4-hydroxycoumarin

Administrative data

Endpoint:

acute toxicity: oral

Type of information:

experimental study

Adequacy of study:

key study

Study period:

Experimental start: March 5, 2021; experimental completion: April 2, 2021

Reliability:

1 (reliable without restriction)

Rationale for reliability incl. deficiencies:

guideline study

Data source

Materials and methods

GLP compliance:

yes

Test type:

standard acute method

Limit test:

no

Test material

Specific details on test material used for the study:

Identification: 4-Hydroxycoumarin
CAS Number: 1076-38-6
Batch: HCN20002
Purity: 100.3%
Molecular Weight: 162.14
Physical state/Appearance: off white powder
Expiry Date: 26 September 2022
Storage Conditions: 15-25°C protected from light

Test animals

Species:

rat

Sex:

female

Details on test animals or test system and environmental conditions:

TEST ANIMALS
- Source: commonly used laboratory strain will be obtained from an accredited supplier.
- Age at study initiation: 8-12 weeks
- Fasting : yes
- Housing: Cages conforming to the 'Code of Practice for the Housing and Care of Animals Bred, Supplied or Used for Scientific Purposes’ (Home Office, London, 2014).
- Diet (e.g. ad libitum): The animals will have access ad libitum to 5LF2 EU Rodent Diet, except for a period of fasting from the evening of the day prior to dosing (Day-1) until approximately 3 hours after dosing.

ENVIRONMENTAL CONDITIONS
- Temperature (°C): 19 to 25°C
- Humidity (%): 40 to 70%.
- Photoperiod (hrs dark / hrs light): 12 hours light, 12 hours dark
- Air: A minimum of 15 air changes/hour.

Administration / exposure

Route of administration:

oral: gavage

Details on oral exposure:

The test article will be dispersed in a physiologically compatible vehicle, with preference given to purified water, 1% w/v aqueous methyl cellulose or corn oil.

Doses:

The first dose level is selected from four possible doses (5, 50, 300 or 2000 mg/kg) using available information from the Sponsor or from literature. If no information is available then a starting dose of 300 mg/kg will be selected.

No. of animals per sex per dose:

Dose-range finding study: 1
Definitive study: 5

Control animals:

no

Details on study design:

Groups of animals of a single sex are dosed in a stepwise procedure using fixed doses of the test article at 5, 50, 300 or 2000 mg/kg. The initial dose level, selected on the basis of results of a sighting study, is the dose expected to cause some signs
of toxicity without causing severe toxic effects or mortality. The selected dose levels will be recorded by the Study Director on a dispensary request form. Further groups of animals may be dosed at higher or lower fixed doses, depending
on the presence or absence of clinical signs or mortality (following the flow diagram presented in Section 9).
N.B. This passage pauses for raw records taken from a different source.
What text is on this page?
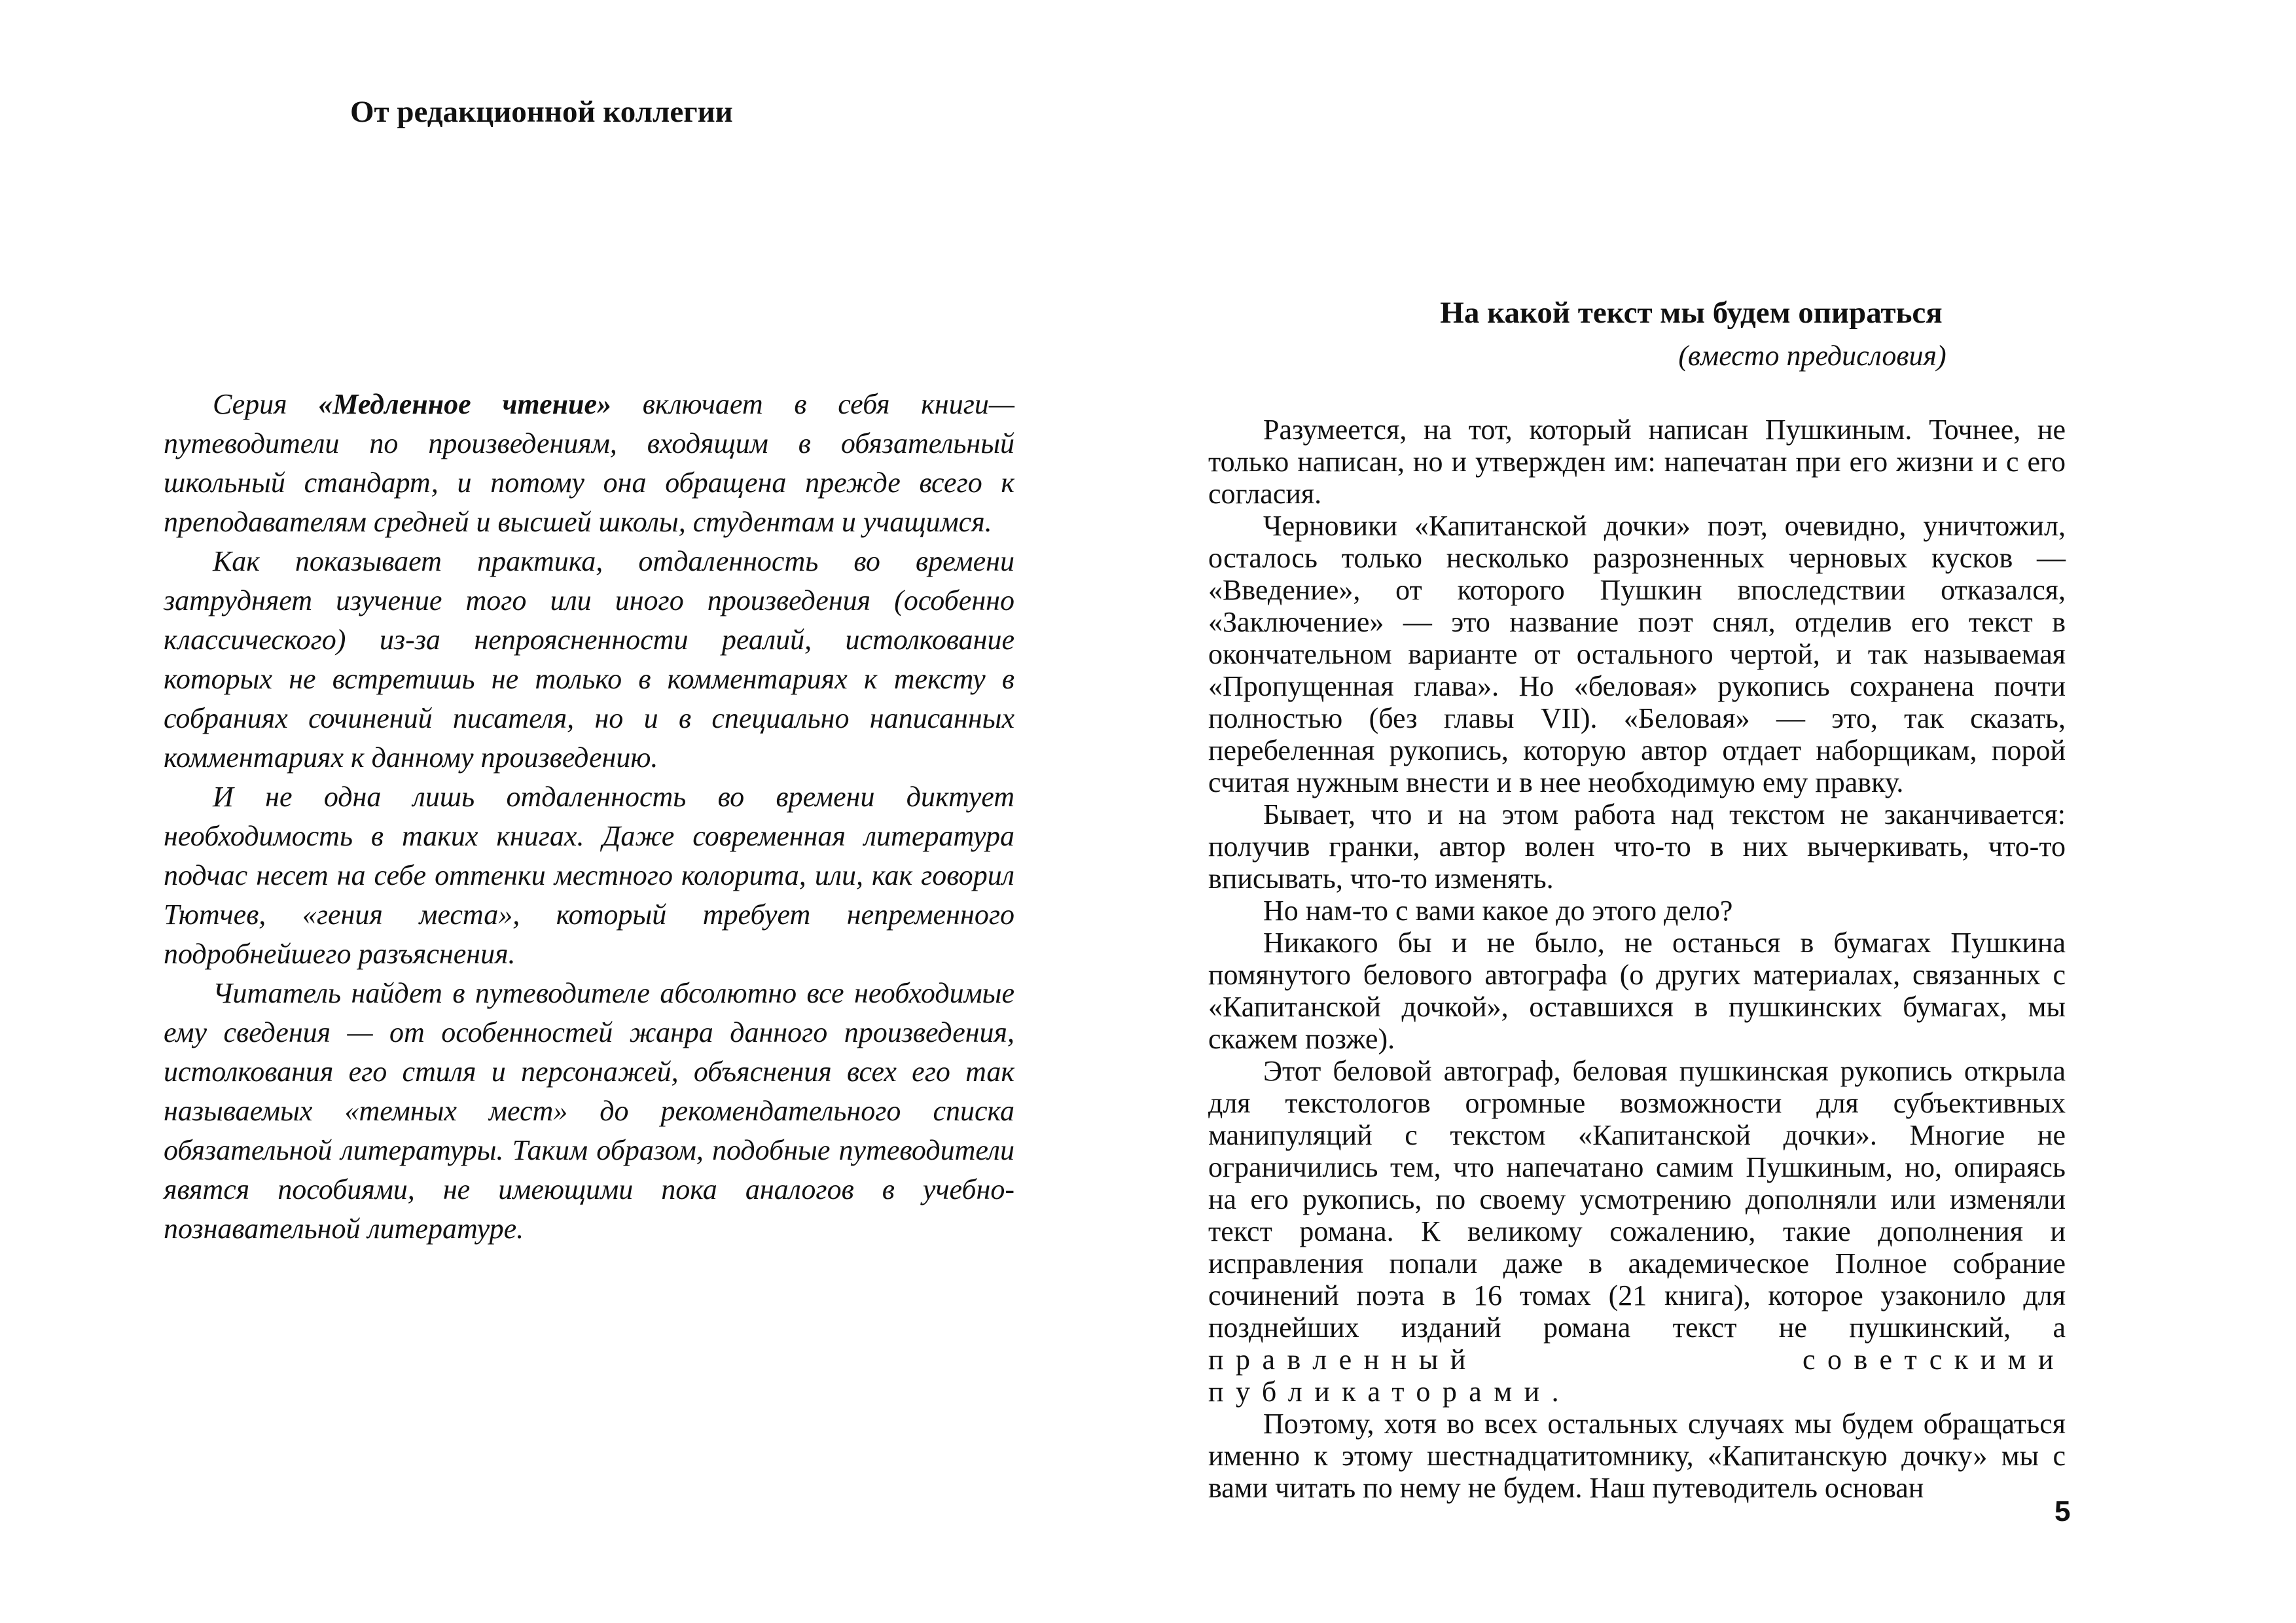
От редакционной коллегии

Серия «Медленное чтение» включает в себя книги—путеводители по произведениям, входящим в обязательный школьный стандарт, и потому она обращена прежде всего к преподавателям средней и высшей школы, студентам и учащимся.

Как показывает практика, отдаленность во времени затрудняет изучение того или иного произведения (особенно классического) из-за непроясненности реалий, истолкование которых не встретишь не только в комментариях к тексту в собраниях сочинений писателя, но и в специально написанных комментариях к данному произведению.

И не одна лишь отдаленность во времени диктует необходимость в таких книгах. Даже современная литература подчас несет на себе оттенки местного колорита, или, как говорил Тютчев, «гения места», который требует непременного подробнейшего разъяснения.

Читатель найдет в путеводителе абсолютно все необходимые ему сведения — от особенностей жанра данного произведения, истолкования его стиля и персонажей, объяснения всех его так называемых «темных мест» до рекомендательного списка обязательной литературы. Таким образом, подобные путеводители явятся пособиями, не имеющими пока аналогов в учебно-познавательной литературе.

На какой текст мы будем опираться
(вместо предисловия)

Разумеется, на тот, который написан Пушкиным. Точнее, не только написан, но и утвержден им: напечатан при его жизни и с его согласия.

Черновики «Капитанской дочки» поэт, очевидно, уничтожил, осталось только несколько разрозненных черновых кусков — «Введение», от которого Пушкин впоследствии отказался, «Заключение» — это название поэт снял, отделив его текст в окончательном варианте от остального чертой, и так называемая «Пропущенная глава». Но «беловая» рукопись сохранена почти полностью (без главы VII). «Беловая» — это, так сказать, перебеленная рукопись, которую автор отдает наборщикам, порой считая нужным внести и в нее необходимую ему правку.

Бывает, что и на этом работа над текстом не заканчивается: получив гранки, автор волен что-то в них вычеркивать, что-то вписывать, что-то изменять.

Но нам-то с вами какое до этого дело?

Никакого бы и не было, не останься в бумагах Пушкина помянутого белового автографа (о других материалах, связанных с «Капитанской дочкой», оставшихся в пушкинских бумагах, мы скажем позже).

Этот беловой автограф, беловая пушкинская рукопись открыла для текстологов огромные возможности для субъективных манипуляций с текстом «Капитанской дочки». Многие не ограничились тем, что напечатано самим Пушкиным, но, опираясь на его рукопись, по своему усмотрению дополняли или изменяли текст романа. К великому сожалению, такие дополнения и исправления попали даже в академическое Полное собрание сочинений поэта в 16 томах (21 книга), которое узаконило для позднейших изданий романа текст не пушкинский, а правленный советскими публикаторами.

Поэтому, хотя во всех остальных случаях мы будем обращаться именно к этому шестнадцатитомнику, «Капитанскую дочку» мы с вами читать по нему не будем. Наш путеводитель основан

5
This procedure continues until the dose causing evident toxicity or no more than one death is identified, or when no effects are seen at the
highest dose or when deaths occur at the lowest dose. Evident toxicity, as described in the Test Guideline, is a general term which describes clear signs of toxicity following administration of test article which are of
a severity such that administration at the next highest fixed dose level can be expected to cause either severe pain and enduring signs of severe distress, a moribund state or probable mortality in most animals.

Results and discussion

Preliminary study:

None of the animals died at the highest dose of 2000 mg/kg dose level.
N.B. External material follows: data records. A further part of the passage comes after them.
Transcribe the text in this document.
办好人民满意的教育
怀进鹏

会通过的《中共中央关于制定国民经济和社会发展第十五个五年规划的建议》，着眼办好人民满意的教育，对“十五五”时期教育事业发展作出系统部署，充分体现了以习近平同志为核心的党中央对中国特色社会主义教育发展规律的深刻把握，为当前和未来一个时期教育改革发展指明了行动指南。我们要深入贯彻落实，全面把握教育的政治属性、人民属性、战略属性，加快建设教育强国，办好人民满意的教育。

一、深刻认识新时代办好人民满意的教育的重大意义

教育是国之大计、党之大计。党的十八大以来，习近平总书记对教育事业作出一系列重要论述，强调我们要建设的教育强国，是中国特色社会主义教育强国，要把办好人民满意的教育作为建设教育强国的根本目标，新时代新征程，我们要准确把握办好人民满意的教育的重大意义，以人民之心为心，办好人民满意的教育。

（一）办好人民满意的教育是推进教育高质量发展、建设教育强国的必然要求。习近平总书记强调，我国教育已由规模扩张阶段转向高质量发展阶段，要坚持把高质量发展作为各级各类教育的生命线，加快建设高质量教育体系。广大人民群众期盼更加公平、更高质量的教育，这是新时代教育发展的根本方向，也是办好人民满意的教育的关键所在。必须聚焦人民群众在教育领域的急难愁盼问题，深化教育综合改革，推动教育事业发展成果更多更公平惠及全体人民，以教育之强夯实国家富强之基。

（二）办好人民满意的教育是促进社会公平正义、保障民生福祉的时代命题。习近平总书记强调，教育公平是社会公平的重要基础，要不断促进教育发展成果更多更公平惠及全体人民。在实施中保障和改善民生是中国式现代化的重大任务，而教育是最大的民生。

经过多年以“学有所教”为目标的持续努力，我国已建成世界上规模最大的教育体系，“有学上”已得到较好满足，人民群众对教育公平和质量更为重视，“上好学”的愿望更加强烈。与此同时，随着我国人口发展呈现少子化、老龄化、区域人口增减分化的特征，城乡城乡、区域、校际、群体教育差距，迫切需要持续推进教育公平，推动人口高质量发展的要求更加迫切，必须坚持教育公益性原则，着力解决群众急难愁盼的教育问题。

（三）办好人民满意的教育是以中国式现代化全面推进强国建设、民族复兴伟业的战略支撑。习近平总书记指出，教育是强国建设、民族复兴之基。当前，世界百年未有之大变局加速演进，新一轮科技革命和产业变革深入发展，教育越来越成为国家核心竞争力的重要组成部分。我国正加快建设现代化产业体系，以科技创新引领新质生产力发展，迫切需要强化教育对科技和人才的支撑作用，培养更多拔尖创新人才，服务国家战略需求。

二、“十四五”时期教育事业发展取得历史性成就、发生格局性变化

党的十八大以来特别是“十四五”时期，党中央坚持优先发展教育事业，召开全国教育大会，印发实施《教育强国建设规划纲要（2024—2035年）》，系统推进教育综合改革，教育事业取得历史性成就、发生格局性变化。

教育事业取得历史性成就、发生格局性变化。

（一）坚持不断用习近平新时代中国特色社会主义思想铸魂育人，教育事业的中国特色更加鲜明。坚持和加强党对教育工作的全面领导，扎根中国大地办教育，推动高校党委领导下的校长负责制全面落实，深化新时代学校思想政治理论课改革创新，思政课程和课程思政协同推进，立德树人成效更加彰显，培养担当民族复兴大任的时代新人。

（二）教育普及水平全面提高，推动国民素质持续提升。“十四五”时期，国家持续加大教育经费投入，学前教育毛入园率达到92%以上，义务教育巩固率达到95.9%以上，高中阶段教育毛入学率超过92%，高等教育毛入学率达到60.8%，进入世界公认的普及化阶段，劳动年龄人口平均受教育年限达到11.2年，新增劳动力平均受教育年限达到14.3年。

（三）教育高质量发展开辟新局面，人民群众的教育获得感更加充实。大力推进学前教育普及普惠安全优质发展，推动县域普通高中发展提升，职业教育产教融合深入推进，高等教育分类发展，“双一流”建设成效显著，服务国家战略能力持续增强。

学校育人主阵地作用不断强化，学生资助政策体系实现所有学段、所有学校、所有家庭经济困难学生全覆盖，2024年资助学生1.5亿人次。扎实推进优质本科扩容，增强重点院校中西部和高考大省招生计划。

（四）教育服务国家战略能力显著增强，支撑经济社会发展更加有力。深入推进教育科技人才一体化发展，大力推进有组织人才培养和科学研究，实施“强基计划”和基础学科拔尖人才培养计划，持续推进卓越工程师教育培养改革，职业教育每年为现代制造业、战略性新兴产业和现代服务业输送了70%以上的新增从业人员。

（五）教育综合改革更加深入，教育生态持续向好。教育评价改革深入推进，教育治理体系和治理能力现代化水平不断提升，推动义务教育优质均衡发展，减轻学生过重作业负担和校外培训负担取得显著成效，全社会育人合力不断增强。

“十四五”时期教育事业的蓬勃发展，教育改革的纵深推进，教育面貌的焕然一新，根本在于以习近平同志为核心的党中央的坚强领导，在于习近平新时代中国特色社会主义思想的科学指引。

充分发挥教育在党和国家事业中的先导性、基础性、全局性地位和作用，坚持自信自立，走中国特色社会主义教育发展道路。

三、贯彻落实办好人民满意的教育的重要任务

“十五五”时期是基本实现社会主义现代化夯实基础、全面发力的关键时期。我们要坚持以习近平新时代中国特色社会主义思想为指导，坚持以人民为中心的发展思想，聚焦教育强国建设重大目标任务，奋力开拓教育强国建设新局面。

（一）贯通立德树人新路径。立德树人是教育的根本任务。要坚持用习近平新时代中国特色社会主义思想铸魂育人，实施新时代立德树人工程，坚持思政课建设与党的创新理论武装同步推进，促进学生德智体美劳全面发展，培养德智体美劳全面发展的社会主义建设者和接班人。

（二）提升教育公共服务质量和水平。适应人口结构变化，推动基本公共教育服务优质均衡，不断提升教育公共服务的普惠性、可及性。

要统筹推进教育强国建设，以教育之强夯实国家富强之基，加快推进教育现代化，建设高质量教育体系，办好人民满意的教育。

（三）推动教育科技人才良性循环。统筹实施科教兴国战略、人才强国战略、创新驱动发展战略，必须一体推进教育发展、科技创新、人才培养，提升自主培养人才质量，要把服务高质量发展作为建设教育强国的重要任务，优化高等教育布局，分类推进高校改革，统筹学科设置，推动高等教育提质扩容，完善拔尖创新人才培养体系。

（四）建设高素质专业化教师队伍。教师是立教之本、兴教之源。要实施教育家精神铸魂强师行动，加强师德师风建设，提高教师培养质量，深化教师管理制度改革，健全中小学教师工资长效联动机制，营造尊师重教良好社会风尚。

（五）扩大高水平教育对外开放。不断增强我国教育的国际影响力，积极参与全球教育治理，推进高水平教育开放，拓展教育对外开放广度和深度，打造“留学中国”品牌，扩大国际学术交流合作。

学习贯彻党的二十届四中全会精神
Applicant's summary and conclusion

Interpretation of results:

Category 5 based on GHS criteria

Conclusions:

Based on the results from the Acute Exposure Oral Toxicity in rats, the, definitive acute oral LD 50 for femaless for the test item was determined to be > 2000 mg/kg. Based on the LD50 and the criteria of the CLP Regulation, the test item is not classified for acute oral toxicity.